The devils, accordingly, when they heard these prophetic words, said that Bacchus was the son of Jupiter, and gave out that he was the discoverer of the vine, and they number wine among his mysteries; and they taught that, having been torn in pieces, he ascended into heaven. And because in the prophecy of Moses it had not been expressly intimated whether He who was to come was the Son of God, and whether He would, riding on the foal, remain on earth or ascend into heaven, and because the name of "foal" could mean either the foal of an ass or the foal of a horse, they, not knowing whether He who was foretold would bring the foal of an ass or of a horse as the sign of His coming, nor whether He was the Son of God, as we said above, or of man, gave out that Bellerophon, a man born of man, himself ascended to heaven on his horse Pegasus. And when they heard it said by the other prophet Isaiah, that He should be born of a virgin, and by His own means ascend into heaven, they pretended that Perseus was spoken of. And when they knew what was said, as has been cited above, in the prophecies written aforetime, "Strong as a giant to run his course," they said that Hercules was strong, and had journeyed over the whole earth. And when, again, they learned that it had been foretold that He should heal every sickness, and raise the dead, they produced Aesculapius.

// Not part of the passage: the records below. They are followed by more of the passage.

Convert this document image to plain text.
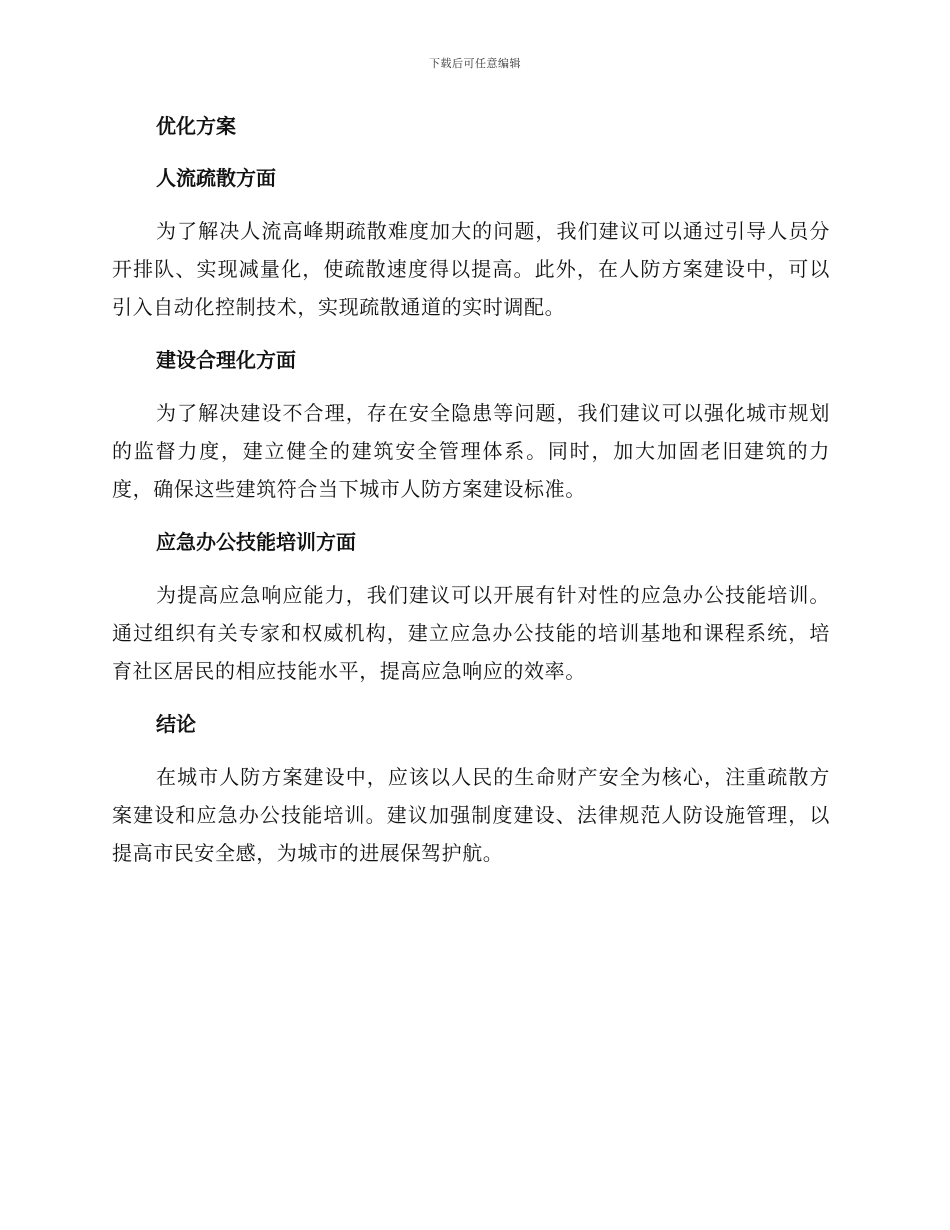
下载后可任意编辑
优化方案
人流疏散方面

为了解决人流高峰期疏散难度加大的问题，我们建议可以通过引导人员分开排队、实现减量化，使疏散速度得以提高。此外，在人防方案建设中，可以引入自动化控制技术，实现疏散通道的实时调配。

建设合理化方面

为了解决建设不合理，存在安全隐患等问题，我们建议可以强化城市规划的监督力度，建立健全的建筑安全管理体系。同时，加大加固老旧建筑的力度，确保这些建筑符合当下城市人防方案建设标准。

应急办公技能培训方面

为提高应急响应能力，我们建议可以开展有针对性的应急办公技能培训。通过组织有关专家和权威机构，建立应急办公技能的培训基地和课程系统，培育社区居民的相应技能水平，提高应急响应的效率。

结论

在城市人防方案建设中，应该以人民的生命财产安全为核心，注重疏散方案建设和应急办公技能培训。建议加强制度建设、法律规范人防设施管理，以提高市民安全感，为城市的进展保驾护航。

In the twentieth century C.S. Lewis restated this doctrine in a kindlier manner. He said the reason there were earlier analogues of the Passion was that it was the one true myth. All the others were pale reflections that echoed back in time. he used the analogy of Plato's bed, i.e. that there was a perfect bed (along with everything else) in heaven, the quintessence of "bedness." Alll the beds on earth were imperfect copies. The earlier versions of the Passion / Resurrection myth were to introduce the human race to the concept.
While Lewis' version is less antagonistic to paganism than that of Justin Martyr, it is equally unfalsifiable and also turns cause and effect on its head.